Come si stanno muovendo i big del settore auto dinanzi al mutato quadro di mercato, creatosi con il diktat europeo sull'auto elettrica? Uno studio AlixPartners stima investimenti per i veicoli elettrificati vicino ai 330 miliardi di dollari, entro il 2025. Il gruppo che più ha investito sulla rivoluzione elettrica, dopo Tesla che ha fatto da apripista e che prevede un dominio fatto di ben 20 milioni di auto l'anno, nel 2030, è Volkswagen: addirittura 180 miliardi messi sul piatto per i prossimi cinque anni dal big tedesco, con venticinque nuovi modelli a batteria e tanti servizi connessi.
Fortemente impegnata nella sfida anche il gruppo Stellantis: inedite Alfa Romeo e Lancia, avranno solo motori elettrici. Unendosi alle 75 Bev dei 14 marchi del gruppo italo-francese previste a listino entro il 2030, per un target annuo pari a 5 milioni di veicoli, grazie a 30 miliardi da investire nel piano Dare Forward. Non solo, la stessa Toyota, di approccio aperto e conscia dei decenni impiegati a vincere con le ibride, ha stanziato 62 miliardi fino al 2030, per auto elettriche e servizi relativi, con target a 3,5 milioni di veicoli l'anno. In Mercedes l'elettrico è dato per «scontato», pur se non dogma assoluto e globale: con obiettivo 2030 fatto di nuove Bev e 60 miliardi d'investimento. Restando in Germania, Bmw ha dato target 2025 per due milioni di proprie auto a batteria (Phev incluse) arrivando poi ad averne su strada dieci milioni, nel 2030.

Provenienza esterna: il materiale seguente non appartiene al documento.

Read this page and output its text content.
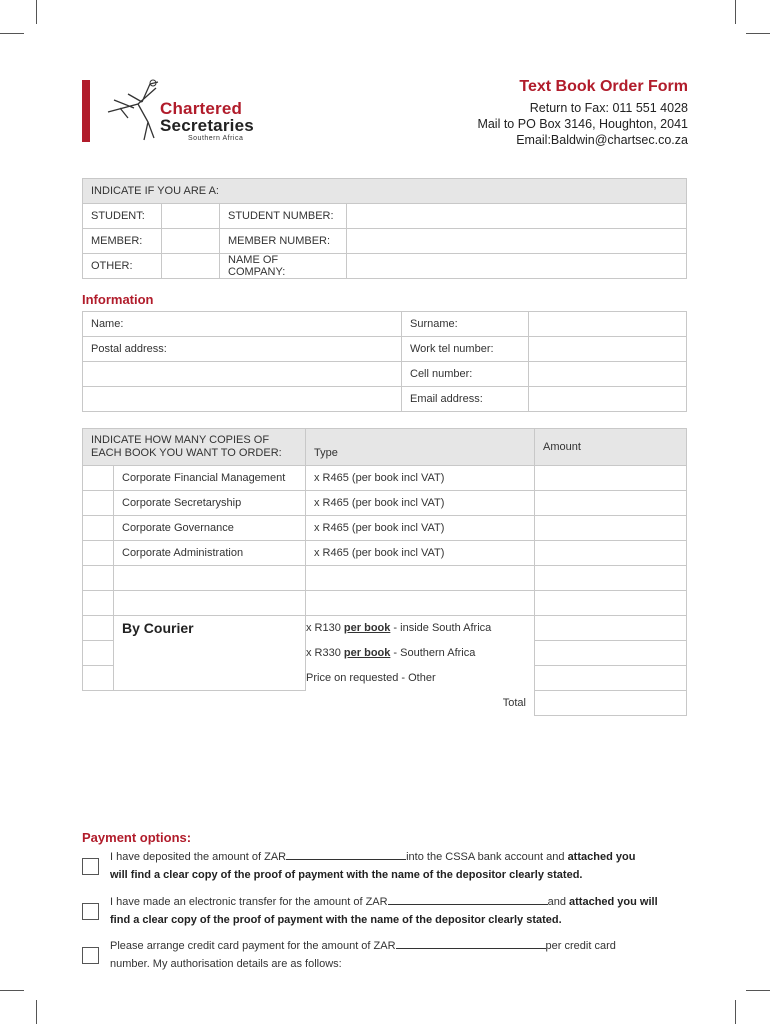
Chartered
Secretaries
Southern Africa
Text Book Order Form
Return to Fax: 011 551 4028
Mail to PO Box 3146, Houghton, 2041
Email:Baldwin@chartsec.co.za
INDICATE IF YOU ARE A:			
STUDENT:		STUDENT NUMBER:	
MEMBER:		MEMBER NUMBER:	
OTHER:		NAME OF COMPANY:	
Information
Name:	Surname:	
Postal address:	Work tel number:	
	Cell number:	
	Email address:	
INDICATE HOW MANY COPIES OF
EACH BOOK YOU WANT TO ORDER:		Type	Amount
	Corporate Financial Management	x R465 (per book incl VAT)	
	Corporate Secretaryship	x R465 (per book incl VAT)	
	Corporate Governance	x R465 (per book incl VAT)	
	Corporate Administration	x R465 (per book incl VAT)	

	By Courier	x R130 per book - inside South Africa	
		x R330 per book - Southern Africa	
		Price on requested - Other	
Total			
Payment options:
I have deposited the amount of ZAR	into the CSSA bank account and attached you
will find a clear copy of the proof of payment with the name of the depositor clearly stated.
I have made an electronic transfer for the amount of ZAR	and attached you will
find a clear copy of the proof of payment with the name of the depositor clearly stated.
Please arrange credit card payment for the amount of ZAR	per credit card
number. My authorisation details are as follows:
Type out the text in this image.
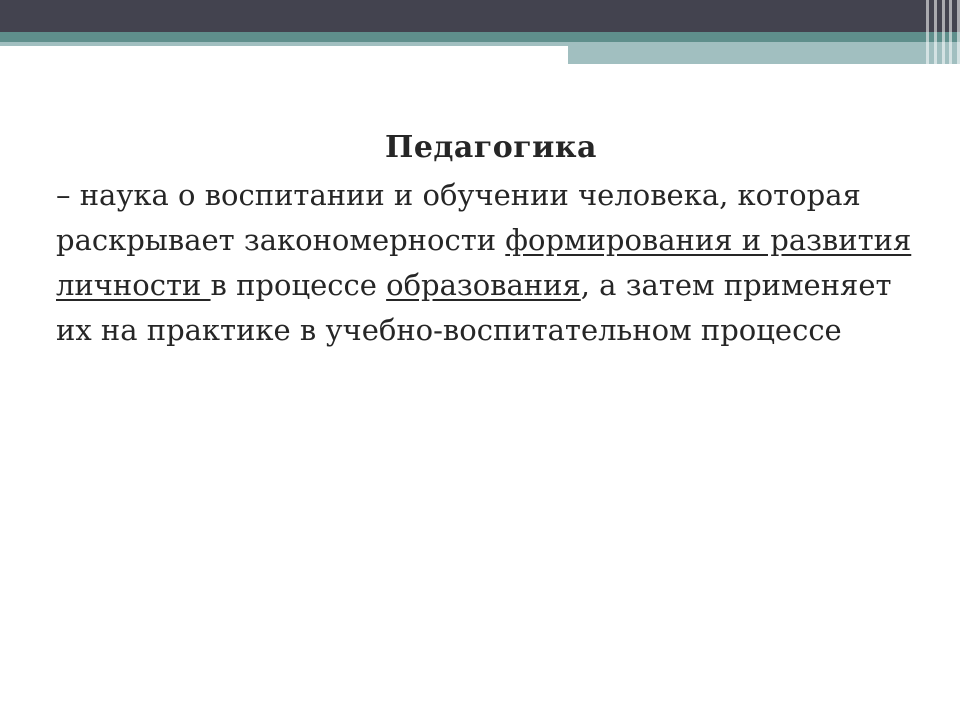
Педагогика

– наука о воспитании и обучении человека, которая раскрывает закономерности формирования и развития личности в процессе образования, а затем применяет их на практике в учебно-воспитательном процессе
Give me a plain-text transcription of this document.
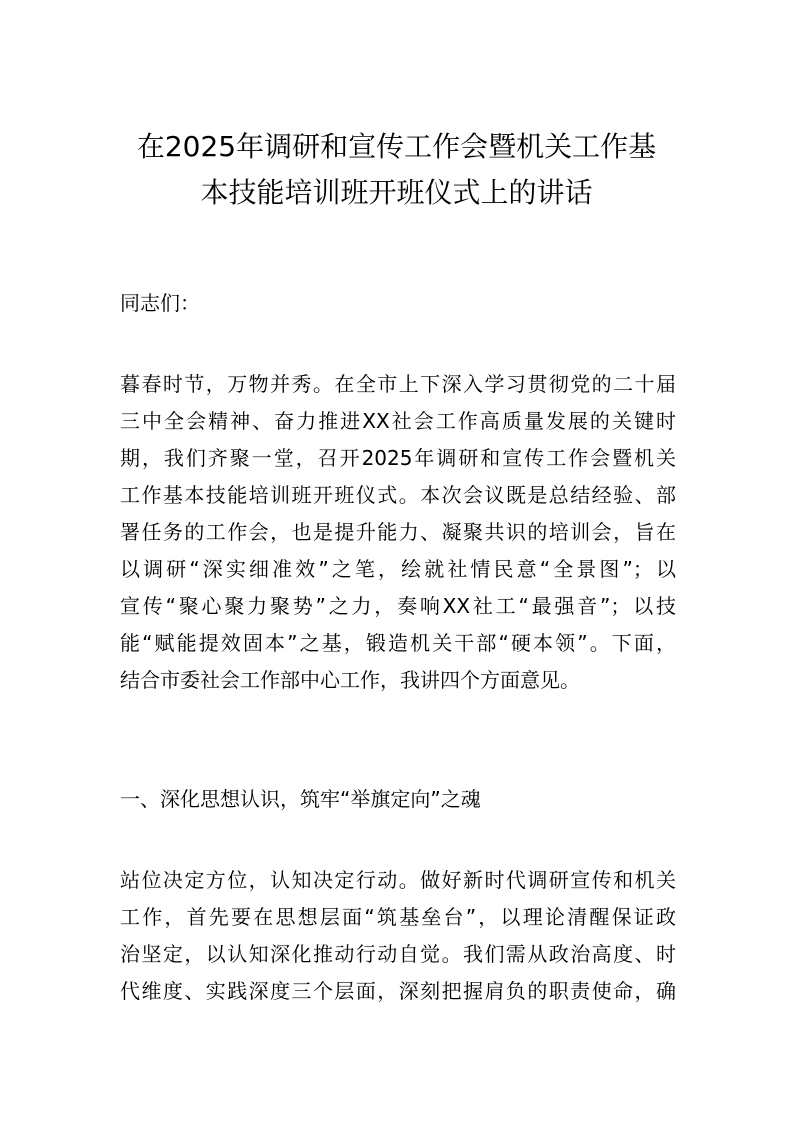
在2025年调研和宣传工作会暨机关工作基
本技能培训班开班仪式上的讲话

同志们：

暮春时节，万物并秀。在全市上下深入学习贯彻党的二十届
三中全会精神、奋力推进XX社会工作高质量发展的关键时
期，我们齐聚一堂，召开2025年调研和宣传工作会暨机关
工作基本技能培训班开班仪式。本次会议既是总结经验、部
署任务的工作会，也是提升能力、凝聚共识的培训会，旨在
以调研“深实细准效”之笔，绘就社情民意“全景图”；以
宣传“聚心聚力聚势”之力，奏响XX社工“最强音”；以技
能“赋能提效固本”之基，锻造机关干部“硬本领”。下面，
结合市委社会工作部中心工作，我讲四个方面意见。

一、深化思想认识，筑牢“举旗定向”之魂

站位决定方位，认知决定行动。做好新时代调研宣传和机关
工作，首先要在思想层面“筑基垒台”，以理论清醒保证政
治坚定，以认知深化推动行动自觉。我们需从政治高度、时
代维度、实践深度三个层面，深刻把握肩负的职责使命，确
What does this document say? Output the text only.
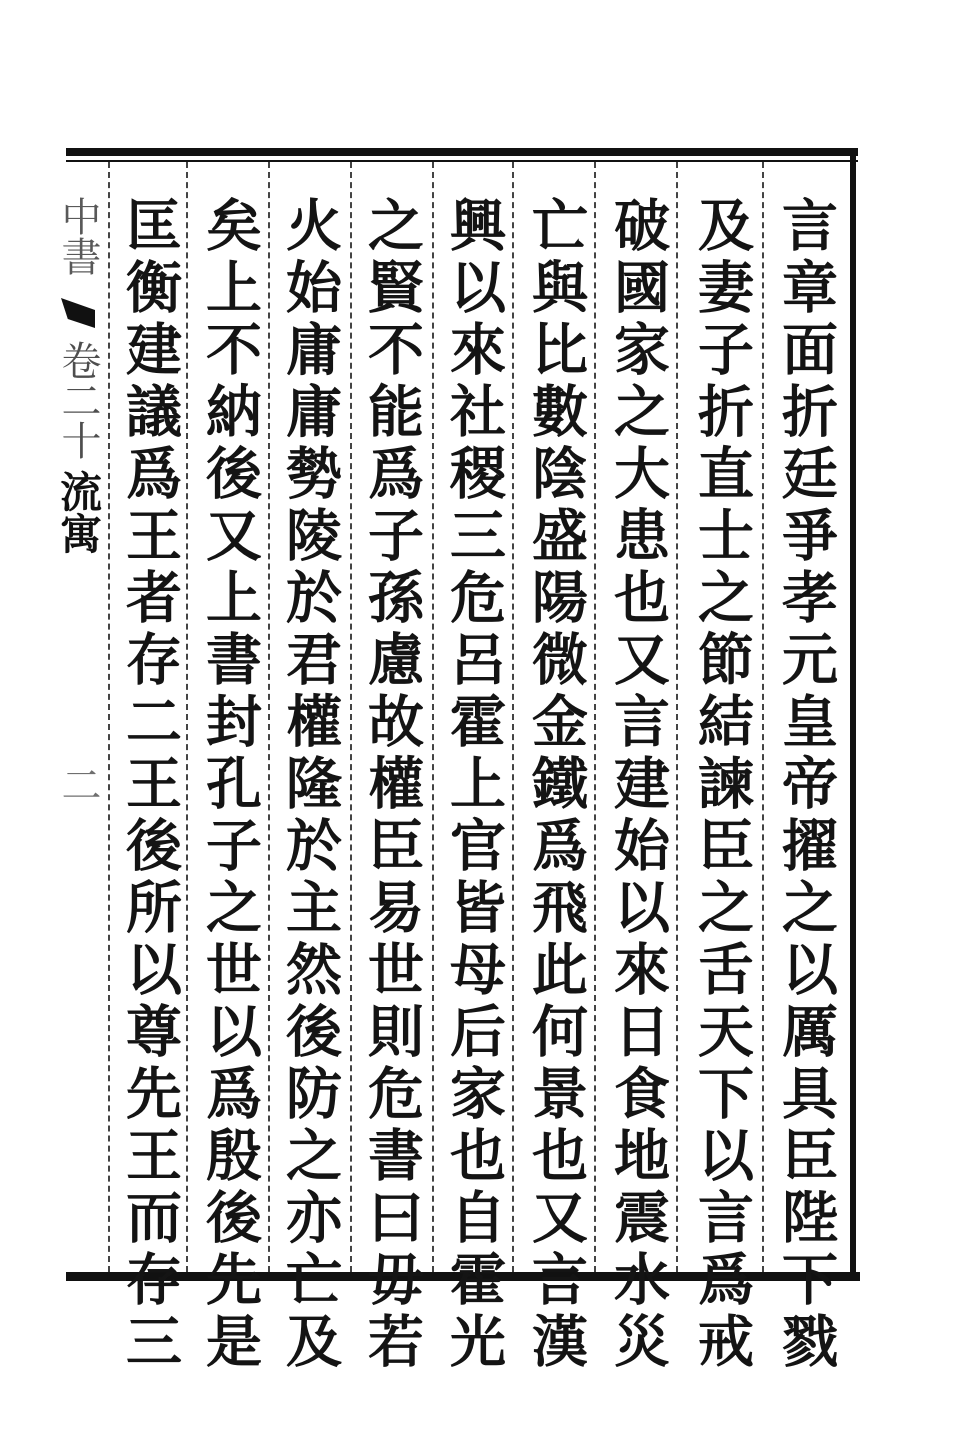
中書
卷二十
流寓
二	言章面折廷爭孝元皇帝擢之以厲具臣陛下戮
及妻子折直士之節結諫臣之舌天下以言爲戒
破國家之大患也又言建始以來日食地震水災
亡與比數陰盛陽微金鐵爲飛此何景也又言漢
興以來社稷三危呂霍上官皆母后家也自霍光
之賢不能爲子孫慮故權臣易世則危書曰毋若
火始庸庸勢陵於君權隆於主然後防之亦亡及
矣上不納後又上書封孔子之世以爲殷後先是
匡衡建議爲王者存二王後所以尊先王而存三
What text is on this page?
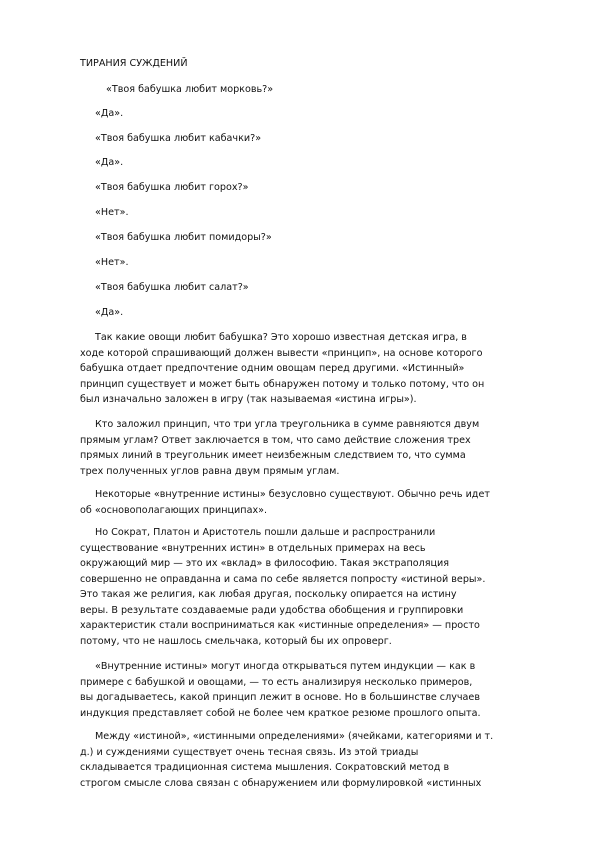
ТИРАНИЯ СУЖДЕНИЙ
«Твоя бабушка любит морковь?»
«Да».
«Твоя бабушка любит кабачки?»
«Да».
«Твоя бабушка любит горох?»
«Нет».
«Твоя бабушка любит помидоры?»
«Нет».
«Твоя бабушка любит салат?»
«Да».
Так какие овощи любит бабушка? Это хорошо известная детская игра, в
ходе которой спрашивающий должен вывести «принцип», на основе которого
бабушка отдает предпочтение одним овощам перед другими. «Истинный»
принцип существует и может быть обнаружен потому и только потому, что он
был изначально заложен в игру (так называемая «истина игры»).
Кто заложил принцип, что три угла треугольника в сумме равняются двум
прямым углам? Ответ заключается в том, что само действие сложения трех
прямых линий в треугольник имеет неизбежным следствием то, что сумма
трех полученных углов равна двум прямым углам.
Некоторые «внутренние истины» безусловно существуют. Обычно речь идет
об «основополагающих принципах».
Но Сократ, Платон и Аристотель пошли дальше и распространили
существование «внутренних истин» в отдельных примерах на весь
окружающий мир — это их «вклад» в философию. Такая экстраполяция
совершенно не оправданна и сама по себе является попросту «истиной веры».
Это такая же религия, как любая другая, поскольку опирается на истину
веры. В результате создаваемые ради удобства обобщения и группировки
характеристик стали восприниматься как «истинные определения» — просто
потому, что не нашлось смельчака, который бы их опроверг.
«Внутренние истины» могут иногда открываться путем индукции — как в
примере с бабушкой и овощами, — то есть анализируя несколько примеров,
вы догадываетесь, какой принцип лежит в основе. Но в большинстве случаев
индукция представляет собой не более чем краткое резюме прошлого опыта.
Между «истиной», «истинными определениями» (ячейками, категориями и т.
д.) и суждениями существует очень тесная связь. Из этой триады
складывается традиционная система мышления. Сократовский метод в
строгом смысле слова связан с обнаружением или формулировкой «истинных
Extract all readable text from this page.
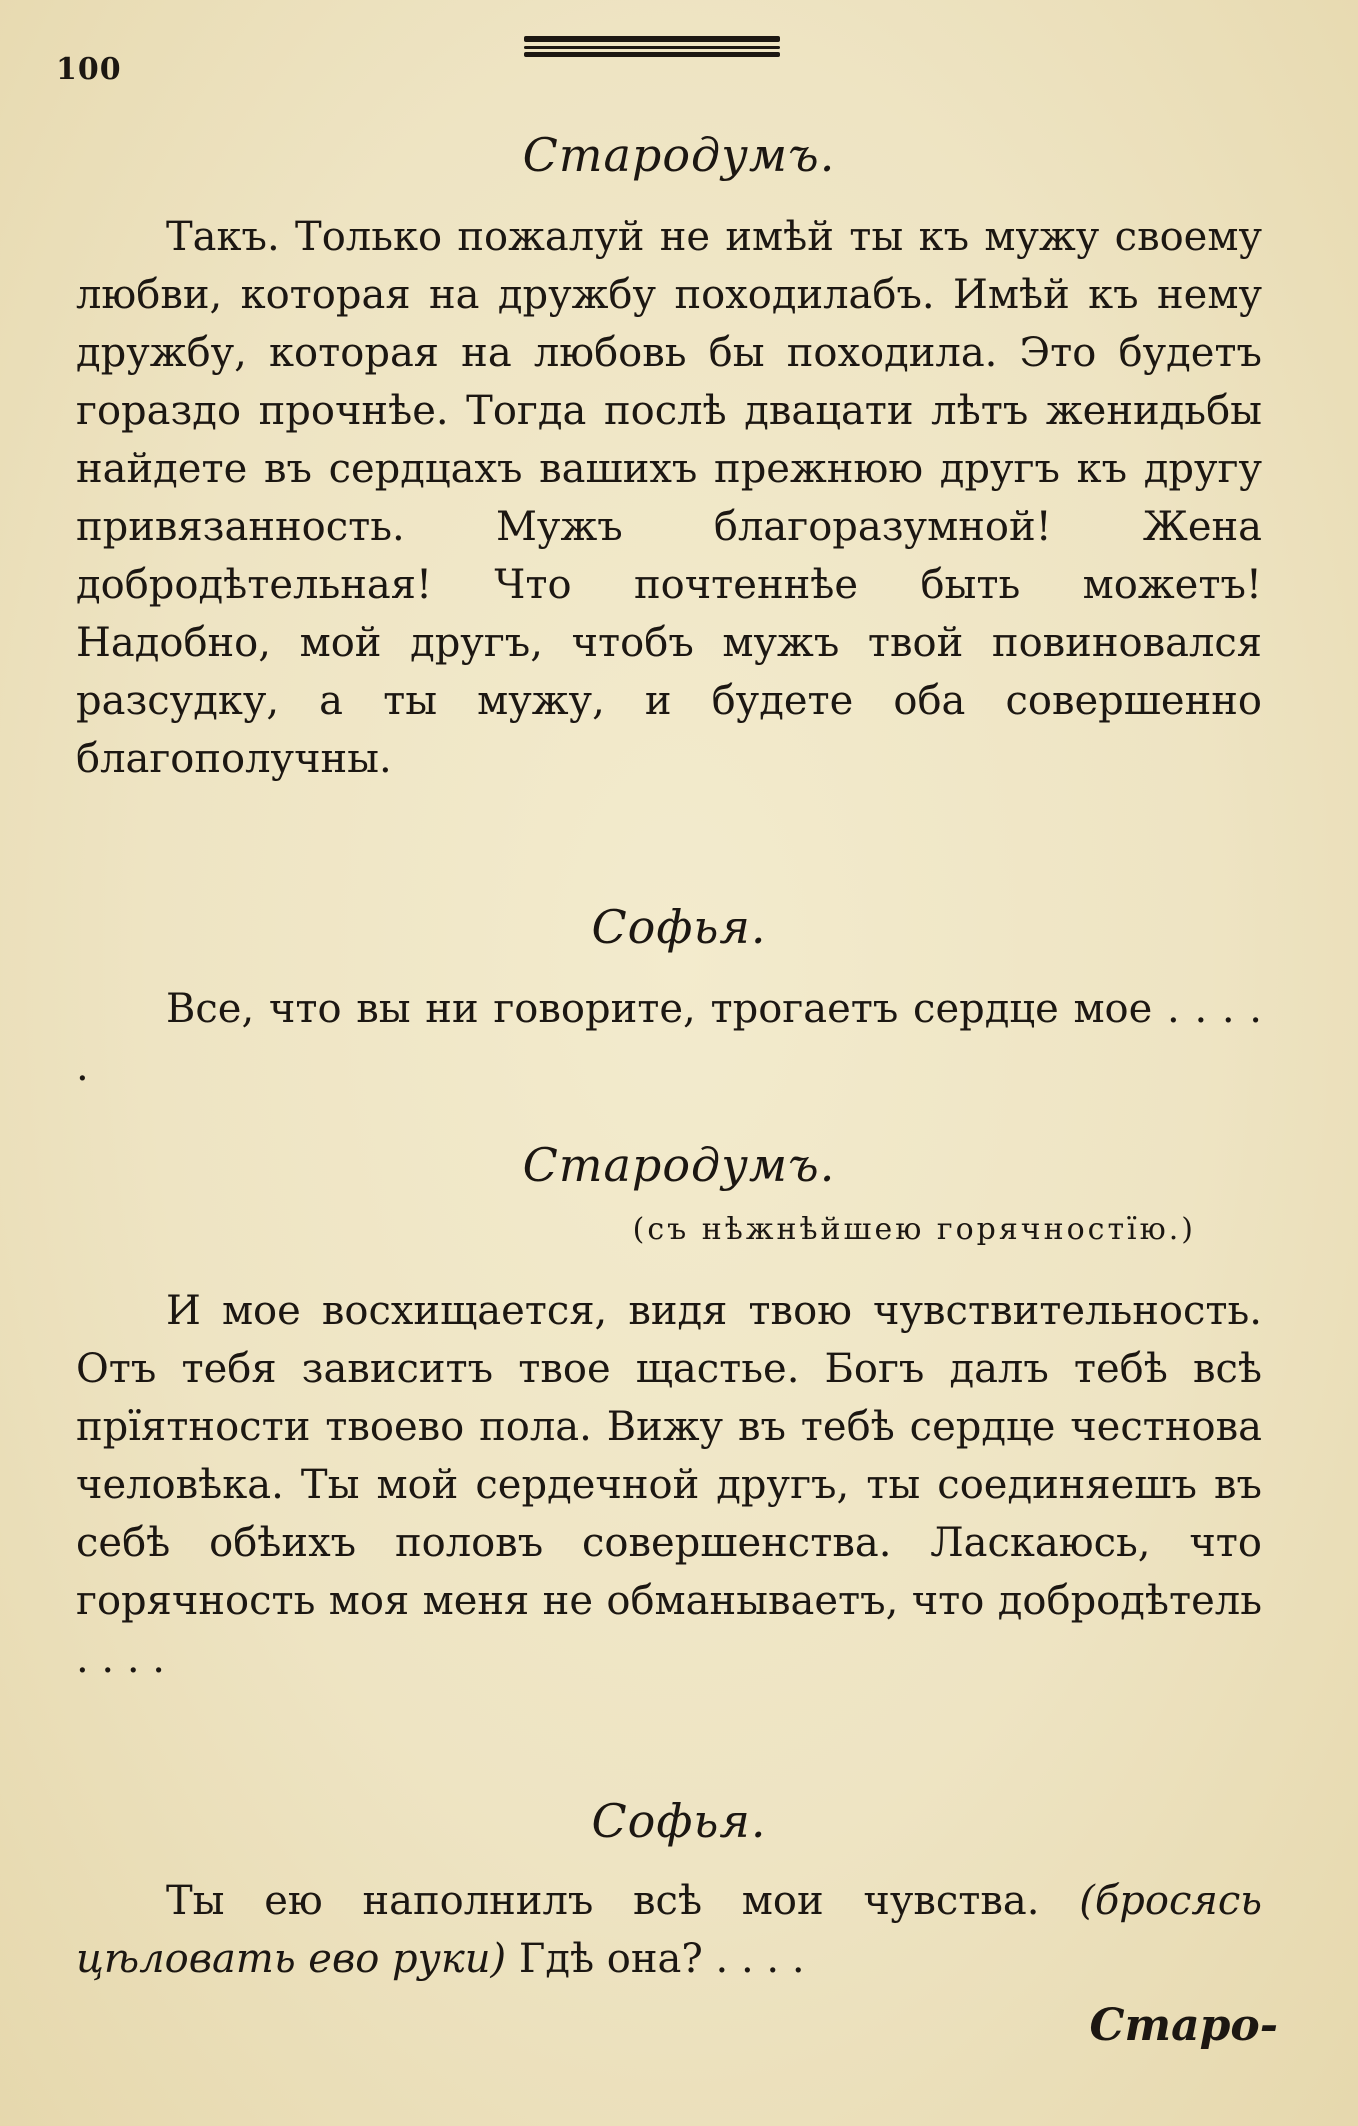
100
Стародумъ.

Такъ. Только пожалуй не имѣй ты къ мужу своему любви, которая на дружбу походилабъ. Имѣй къ нему дружбу, которая на любовь бы походила. Это будетъ гораздо прочнѣе. Тогда послѣ двацати лѣтъ женидьбы найдете въ сердцахъ вашихъ прежнюю другъ къ другу привязанность. Мужъ благоразумной! Жена добродѣтельная! Что почтеннѣе быть можетъ! Надобно, мой другъ, чтобъ мужъ твой повиновался разсудку, а ты мужу, и будете оба совершенно благополучны.

Софья.

Все, что вы ни говорите, трогаетъ сердце мое . . . . .

Стародумъ.
(съ нѣжнѣйшею горячностїю.)

И мое восхищается, видя твою чувствительность. Отъ тебя зависитъ твое щастье. Богъ далъ тебѣ всѣ прїятности твоево пола. Вижу въ тебѣ сердце честнова человѣка. Ты мой сердечной другъ, ты соединяешъ въ себѣ обѣихъ половъ совершенства. Ласкаюсь, что горячность моя меня не обманываетъ, что добродѣтель . . . .

Софья.

Ты ею наполнилъ всѣ мои чувства. (бросясь цѣловать ево руки) Гдѣ она? . . . .

Старо-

La francese Renault, attenta ai costi con 30 miliardi da investire, in cinque piattaforme per i veicoli elettrificati dell'Alleanza (incluse Nissan e Mitsubishi), l'ad Luca De Meo in veste di presidente Acea evidenzia però le regole. Partendo dalla norma Euro7, necessaria di revisione a suo avviso. «Servono risorse al cambiamento, la scelta senza ascoltare tutte le voci (sulle Bev come prima soluzione, ndr) non è da rifiutare. Vogliamo de carbonizzare, ma con una politica concertata: per arrivare a zero emissioni in breve, la transizione è sport di squadra. Ci sono concorrenti che il sistema può gestire, con regole di reciprocità, per portare valore aggiunto, ma l'elettrico resta oggi frenato da infrastrutture e costi».
In un momento dove le case si preoccupano dell'approvvigionamento dei metalli rari, necessari alle batterie delle auto elettriche, si parla anche di accordi tra le stesse per gestirne al meglio la fornitura, collaborando. Per esempio la recente operazione per le miniere in Brasile, a cui partecipano anche Volkswagen e Stellantis: i due gruppi metteranno circa 100 milioni a testa, per sfruttare nichel e rame. Anche se restando alle case europee, le stime dicono che la ricercata indipendenza di produzione batterie dalla Cina sarà ottenuta non prima del 2026.
Un tema caldeggiato per l'Italia, è poi quello dei biocarburanti: una delle opzioni low-carbon fuels che applicata su larga scala, senza sconvolgere tecnologie in uso dai veicoli termici, può dare un contributo a tagliare emissioni. Valutate bene costi benefici dei carburanti green, viene da dire, tra cui gli eFuel sintetici cari all'industria tedesca.
Alla luce della neutralità riscoperta, sposata da marchi premium europei ma anche da Mazda, che ricorda come il 3 percento di miscela a «LCF», farebbe già ora quanto non riescono le pur evolute Bev, per le emissioni. In questo l'Italia può avere un ruolo, con lo sviluppo dei biocarburanti, la conversione in bioraffinerie e le opportunità nella ricerca.